Maduro e Trump parabenizam Bolsonaro por eleição

Maduro e Trump parabenizam Bolsonaro por eleição

Presidente venezuelano pede que dois países trabalhem de mãos dadas por mundo mais justo; Trump também telefona, segundo líder do PSL

Luiz Raatz e Beatriz Bulla, correspondente em Washington, O Estado de S.Paulo

28 Outubro 2018 | 21h59
Atualizado 29 Outubro 2018 | 15h31

O presidente da Venezuela, Nicolás Maduro, parabenizou neste domingo, 28, o presidente eleito Jair Bolsonaro pela vitória no segundo turno das eleições.  Segundo o próprio Bolsonaro, em pronunciamento na internet,  o presidente americano, Donald Trump parabenizou-lhe pela vitória. 

"Acabei de receber a ligação de alguns líderes, entre eles o presidente dos Estados Unidos, que acabou de nos ligar desejando sorte", disse Bolsonaro. "Foi um contato amigável." No Twitter, o presidente eleito também manifestou o "desejo de aproximar ainda mais estas duas grandes nações e avançarmos no caminho da liberdade e prosperidade".

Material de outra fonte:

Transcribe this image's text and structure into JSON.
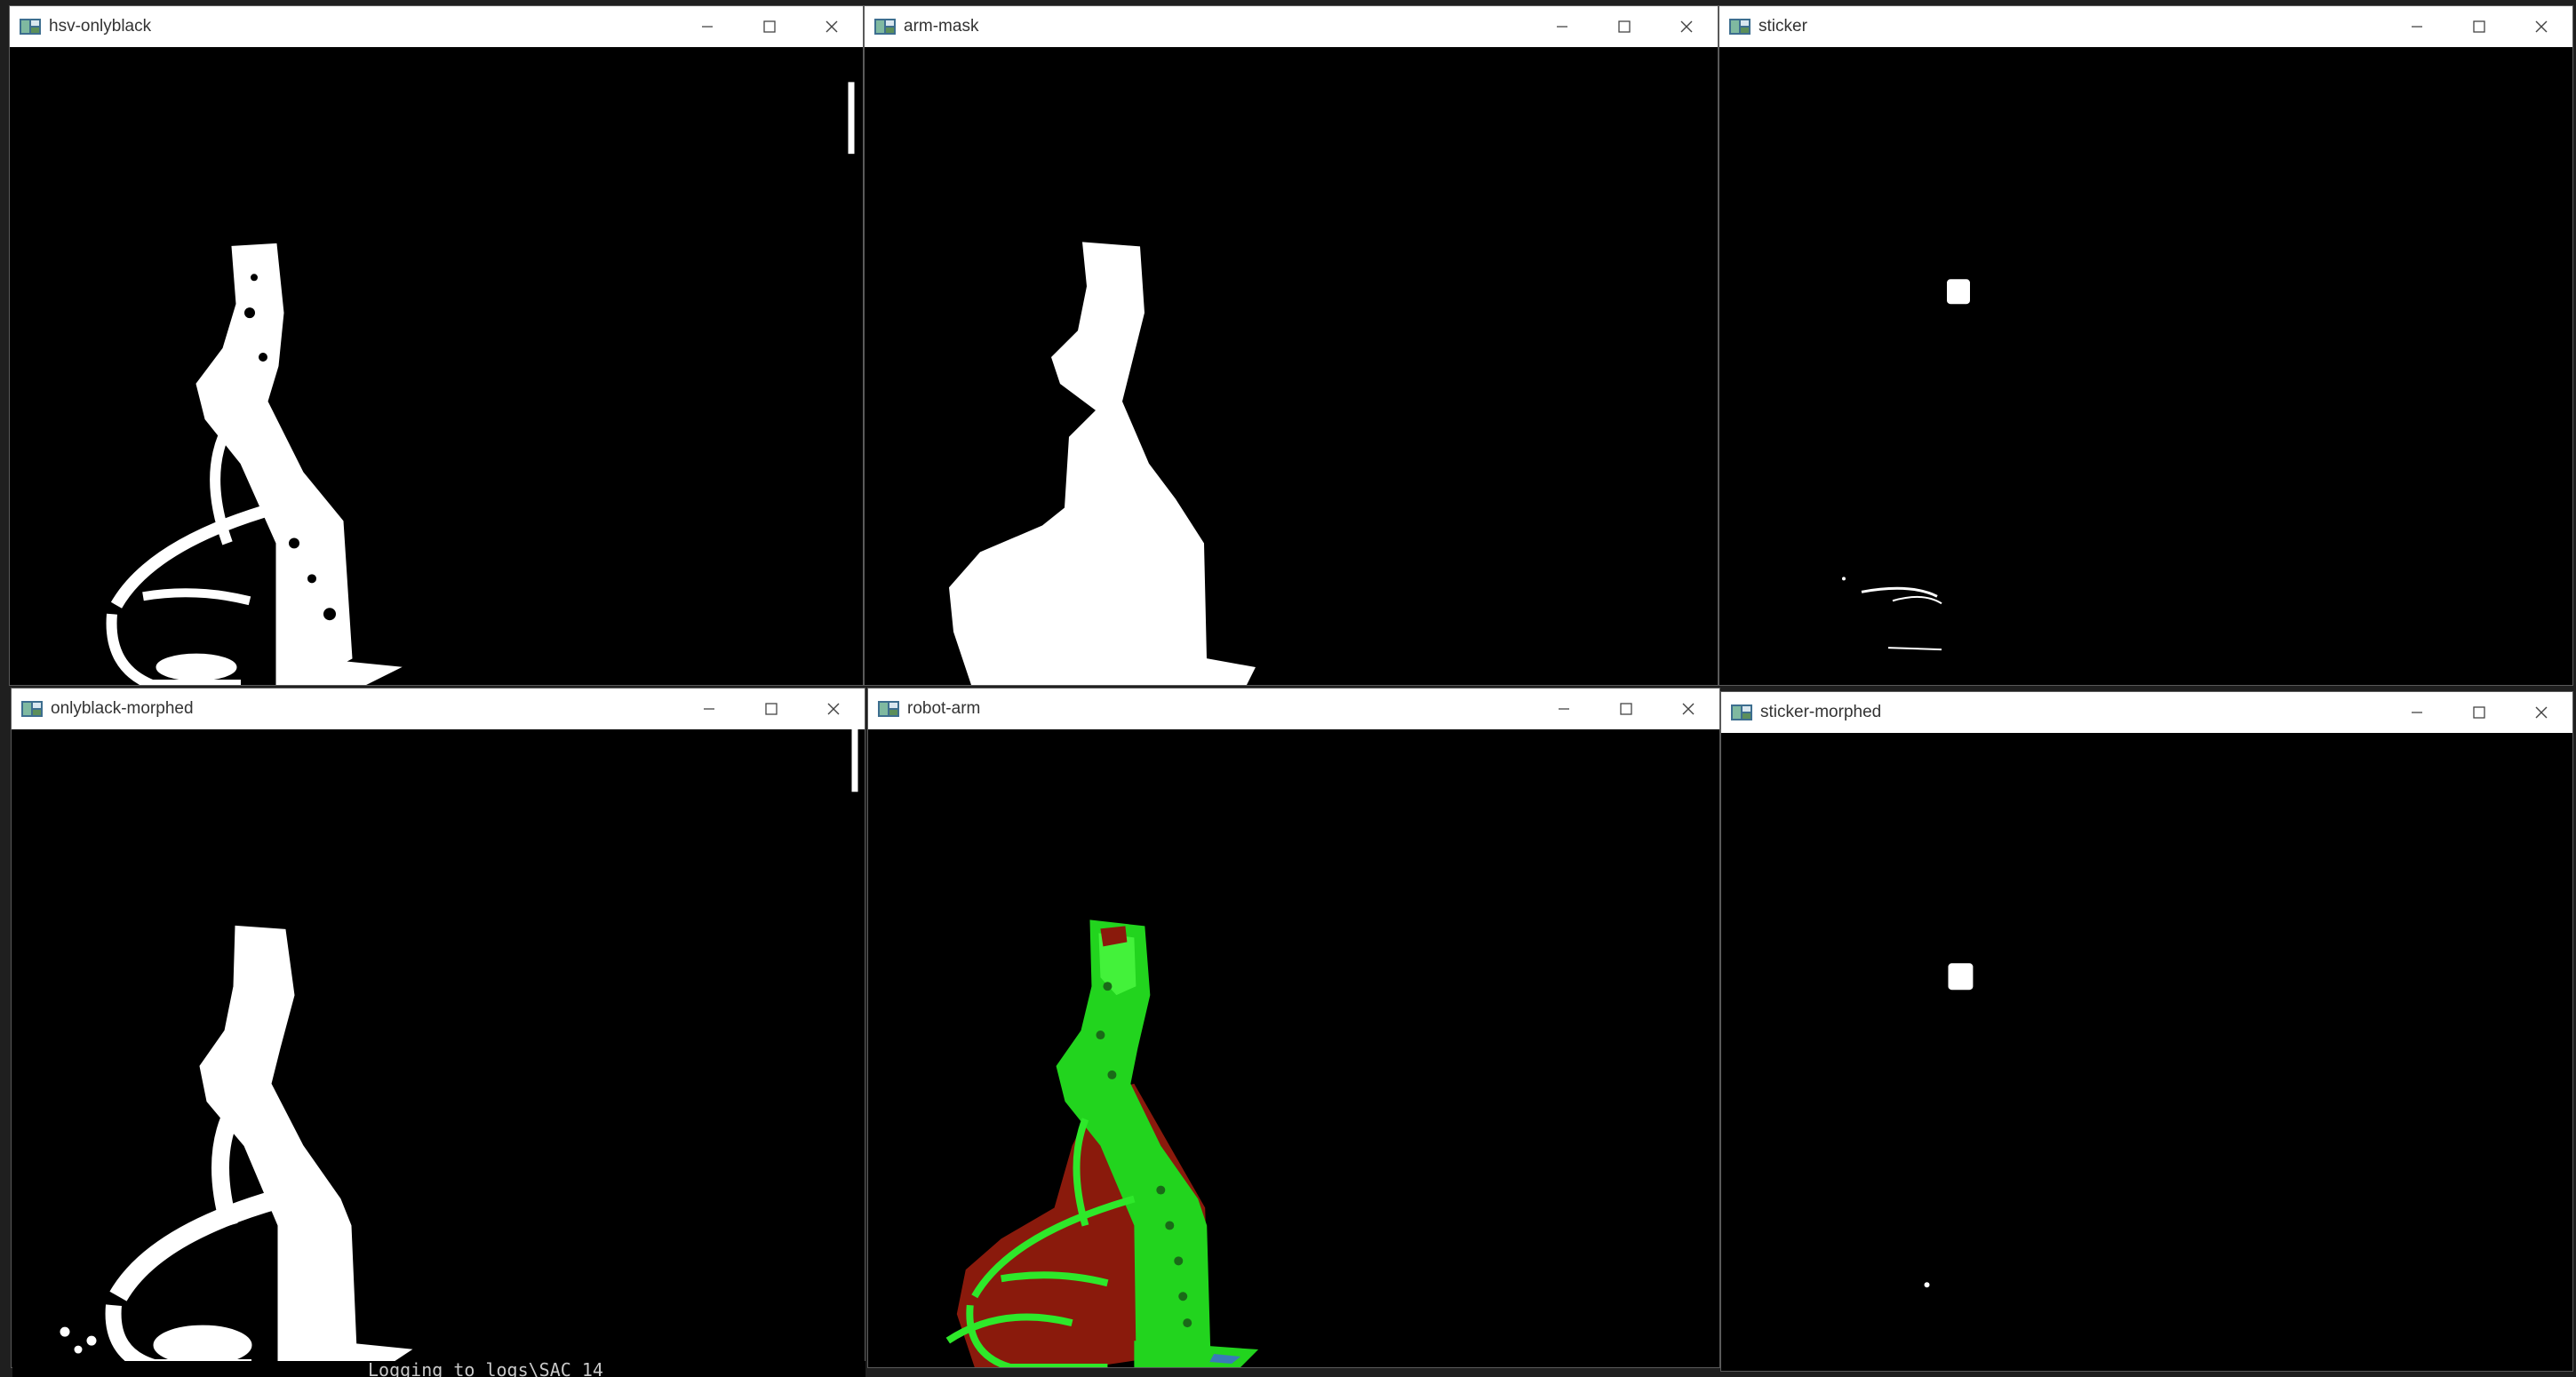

No final da noite, a Casa Branca confirmou o contato. Segundo a porta-voz de Trump, Sarah Sanders, os dois demonstraram forte interesse de trabalhar "lado a lado". "O presidente Trump ligou para o presidente eleito Bolsonaro nesta noite para parabenizar ele e o povo brasileiro pelas eleições de hoje. Os dois expressaram um forte compromisso de trabalhar lado a lado para melhorar as vidas dos povos dos Estados Unidos e do Brasil e, como líderes regionais, das Américas", afirmoua porta-voz.

Cumprimento venezuelano

Em nota divulgada pelo Ministério das Relações Exteriores da Venezuela, Maduro deu seus "sinceros parabéns" ao candidato do PSL e pediu que, uma vez no governo, ele retome relações diplomáticas de respeito, harmonia, progresso e bem estar entre os povos. 

 

"O povo e o governo venezuelano ratificam seu compromisso em continuar trabalhando de mãos dadas com o povo-irmão brasileiro por um mundo mais justo e multipolar", diz a nota, difundida pelo chanceler Jorge Arreaza em sua conta no Twitter. 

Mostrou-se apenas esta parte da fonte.